The faces may change, but the politics don't.
As indicated,
both Romney and Ryan want to preserve defense spending. They express a
willingness to keep spending on programs that are deemed valuable and
important. Funny how every politician always wants to cut wasteful spending,
but preserve the good type of spending. What falls into what bucket is in the
eye of the beholder. Trouble is that, when all is said and done, money is
spent, be it on "good" or "bad" programs.
And it's not
just defense. Romney has spoken out on preserving student loan subsidies.

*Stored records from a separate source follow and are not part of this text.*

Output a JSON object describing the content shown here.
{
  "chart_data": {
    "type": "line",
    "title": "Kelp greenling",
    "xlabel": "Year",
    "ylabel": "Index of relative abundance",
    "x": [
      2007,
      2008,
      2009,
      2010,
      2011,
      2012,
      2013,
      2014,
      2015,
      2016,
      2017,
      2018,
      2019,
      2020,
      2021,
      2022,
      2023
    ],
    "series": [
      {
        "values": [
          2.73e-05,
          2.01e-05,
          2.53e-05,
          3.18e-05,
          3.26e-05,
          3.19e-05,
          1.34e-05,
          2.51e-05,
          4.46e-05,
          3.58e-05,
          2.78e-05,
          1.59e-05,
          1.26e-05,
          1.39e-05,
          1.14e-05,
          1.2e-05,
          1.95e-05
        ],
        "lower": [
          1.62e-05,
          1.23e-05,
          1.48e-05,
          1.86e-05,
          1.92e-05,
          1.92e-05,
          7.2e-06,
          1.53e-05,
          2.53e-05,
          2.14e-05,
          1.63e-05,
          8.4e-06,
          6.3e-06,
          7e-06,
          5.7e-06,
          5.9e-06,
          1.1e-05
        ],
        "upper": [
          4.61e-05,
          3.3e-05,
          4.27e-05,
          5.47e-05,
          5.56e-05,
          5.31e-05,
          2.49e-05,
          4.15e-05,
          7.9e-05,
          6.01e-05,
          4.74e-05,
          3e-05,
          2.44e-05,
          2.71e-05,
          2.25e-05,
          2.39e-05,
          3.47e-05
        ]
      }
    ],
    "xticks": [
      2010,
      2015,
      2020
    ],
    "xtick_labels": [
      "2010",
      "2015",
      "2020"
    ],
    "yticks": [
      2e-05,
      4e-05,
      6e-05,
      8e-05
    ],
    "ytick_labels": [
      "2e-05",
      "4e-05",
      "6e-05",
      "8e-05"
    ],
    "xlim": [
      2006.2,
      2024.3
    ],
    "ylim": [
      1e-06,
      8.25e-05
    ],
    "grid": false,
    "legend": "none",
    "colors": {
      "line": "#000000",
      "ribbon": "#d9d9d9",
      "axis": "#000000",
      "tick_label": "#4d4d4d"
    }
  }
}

Student loans are not merely a problem for a few starving students, but is
quickly ballooning into a burden affecting even the upper middle class. From
the first quarter of 2005 until the first quarter of 2012, total student debt
has grown from $363 billion to over $900 billion. As delinquency rates have
also been rising, politicians on the left and right are eager to help out.
Now tell
those whose benefits get cut that sacrifices are necessary to make the budget
sustainable for future generations. Cutting benefits in a democracy is rather
difficult. After all, there will be plenty of valid political arguments that
the cuts are hitting the wrong people and that "my" benefit is the
one worth preserving. As a result, a change in tone tends to be more likely
than a change in substance. We have in the past argued that real reform in
the U.S. may not come until the bond market provides the appropriate
"encouragement" - except, of course, that such encouragement means
major pain, coupled with turbulent markets. And, as indicated, a misbehaving
bond market might also have dire consequences for the greenback.
It is fine to
hope to get a sustainable budget that broadly spreads the pain (so as to not
further polarize American politics); however, hope is no investment strategy.
Our baseline scenario is that the market may continue to give the U.S. the
benefit of the doubt, i.e. not dump U.S. Treasuries en masse. That base line
scenario also suggests continued sluggish growth, with a continued heavy hand
of the Federal Reserve. Incidentally, Paul Ryan has also spoken out against
what he calls a "bail out" of U.S. fiscal policy by the Federal
Reserve (Fed). That's because the Fed's Treasury purchase programs have
helped finance the deficit.
Should the
U.S. economy show signs of more earnest growth, all bets are off for the bond
market. A lot of yield chasers have piled into the long end of the yield
curve, i.e. long-term bonds. In the event that the market prices in more
economic growth, we expect a bond selloff. The canary in the coalmine might
have been the bond selloff early in the year. We consider it entirely
possible that good economic news can trigger a chain reaction that will put
the Treasury markets into the driver's seat, letting policy makers once again
appear to be running around like headless chicken, as we have unfortunately
seen all too much in recent years (from politicians across the political
spectrum, as well as central bankers). The muddle through grinding might with
hindsight be considered the easy part; the tough time may come once all the
money that has been printed actually "sticks". While Fed Chairman
Bernanke claims he can raise rates in 15 minutes, we remain skeptical that
the Fed can continue to micromanage the economy given all the leverage and
liquidity that is in the global economy.
When we look
at the world, we like to plan scenarios and assign probabilities. The
baseline scenario suggests more of what we have been experiencing, loose
monetary policy, attempting to inflate our way out of our challenges: a
"kicking the can down the road" scenario with the bond market
giving policy makers the benefit of the doubt, a gradual erosion of
purchasing power, weak dollar and strong gold. But just as the baseline
scenario of any budget blueprint might be more dream than reality, there are
plenty of things that can go wrong. Even the most prudent plan cannot ignore
the reality that there is too much debt in the world; when push comes to
shove, politicians have tended to favor inflation over austerity.